Plano do Tricolor é sufocar o The Strongest desde o início

Time vai repetir a estratégia que usou com sucesso no jogo contra o Bolívar na primeira fase

FERNANDO FARO, O Estado de S.Paulo

28 de fevereiro de 2013 | 02h05

A vitória do Atlético-MG sobre o Arsenal coloca o São Paulo entre a cruz e a espada hoje no Morumbi. Se fizer o que se espera e confirmar o favoritismo diante do The Strongest, empatará em número de pontos com os bolivianos na segunda colocação e chegará à próxima rodada bem posicionado na briga por uma vaga para a próxima fase - o Tricolor receberá o Arsenal. Se não vencer, verá sua situação se complicar no Grupo 3. Por esse motivo, Ney Franco manda a equipe ao ataque desde o início para evitar o risco de zebra. Ele confirmou a escalação de três atacantes, deixando Ganso no banco para dar lugar a Aloísio. Dessa forma o time repetirá pela quarta vez a formação consagrada no ano passado, o que deixa clara a postura de buscar o resultado desde os primeiros minutos a exemplo do que foi feito contra o Bolívar na fase eliminatória (5 a 0). "Essa é a forma que escolhemos para a Libertadores", disse Ney Franco.

Além da entrada de Aloísio, Denilson volta após ser preservado contra o Linense no fim de semana e fica com a vaga de Maicon.

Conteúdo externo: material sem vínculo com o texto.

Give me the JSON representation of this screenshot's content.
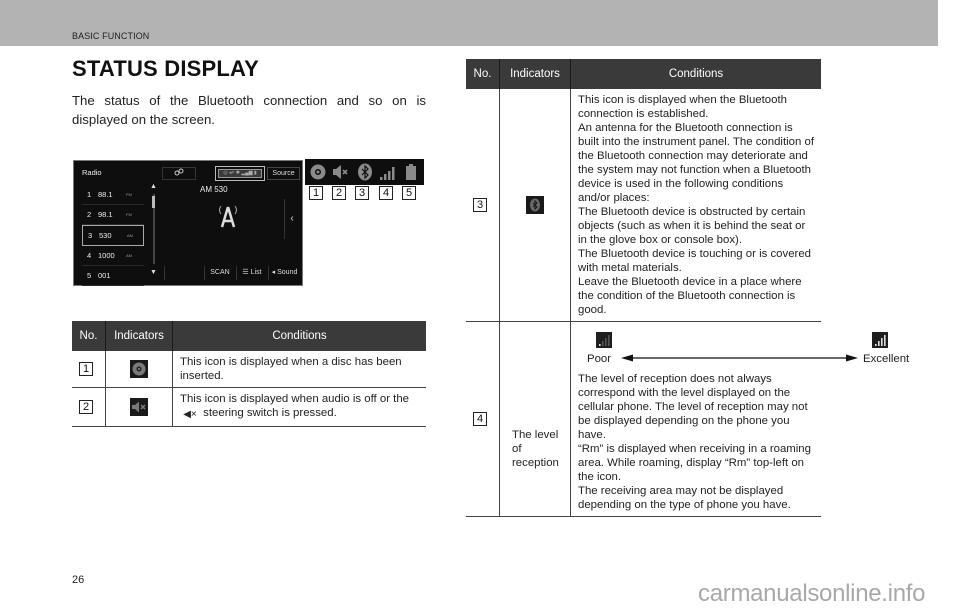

Existe o consenso de que uma das vagas dificilmente escapará do Atlético. Como o São Paulo fará seus dois próximos jogos em casa, o planejamento é conquistar esses seis pontos para deixar a classificação bem encaminhada. "A vitória do Atlético não foi uma surpresa. Uma coisa que começa a se desenhar é a classificação deles. Então, temos a obrigação de vencer nossas partidas", disse Ney Franco.

Mesmo reconhecendo que o The Strongest é tecnicamente superior ao Bolívar, o treinador sabe que seu time tem a obrigação de conseguir um bom resultado. "Em termos de Libertadores, é a nossa obrigação sim. Não podemos nos dar ao luxo de ter de ir buscar a vitória fora de casa". As principais preocupações são os avanços dos laterais Bejarano e Torrico e a qualidade do volante Chumacero. "É um volante que enfrentei quando estava na seleção sub-20. Sai para o jogo e bate muito bem na bola."

Os jogadores também admitem o favoritismo, mas prometem atenção desde o começo. "Estou vendo o grupo motivado e temos tudo para fazer um grande jogo para dar uma aliviada para a partida seguinte", afirmou Luis Fabiano.

A boa atuação contra o Linense garantiu a Aloísio um lugar entre os titulares. Ele foi o preferido em relação a Paulo Henrique Ganso.

Foi justamente com Aloísio em campo que o Tricolor fez sua estreia e teve uma das melhores atuações na temporada ao vencer o Bolívar por 5 a 0. Foi dele também o único gol na derrota para o Atlético-MG (2 a 1) no primeiro jogo da fase de grupos. Seu estilo aguerrido conquistou Ney Franco, que passou a ver nele uma peça capaz de atuar pelo lado direito do ataque, função exercida por Lucas até o ano passado. Os números comprovam a eficiência de Aloísio, que participou das 11 partidas - cinco como titular e seis vindo do banco. Ele marcou três gols, nenhum no Morumbi. "Até eu já estou me pressionando, mas sei que uma hora vai sair."/F.F.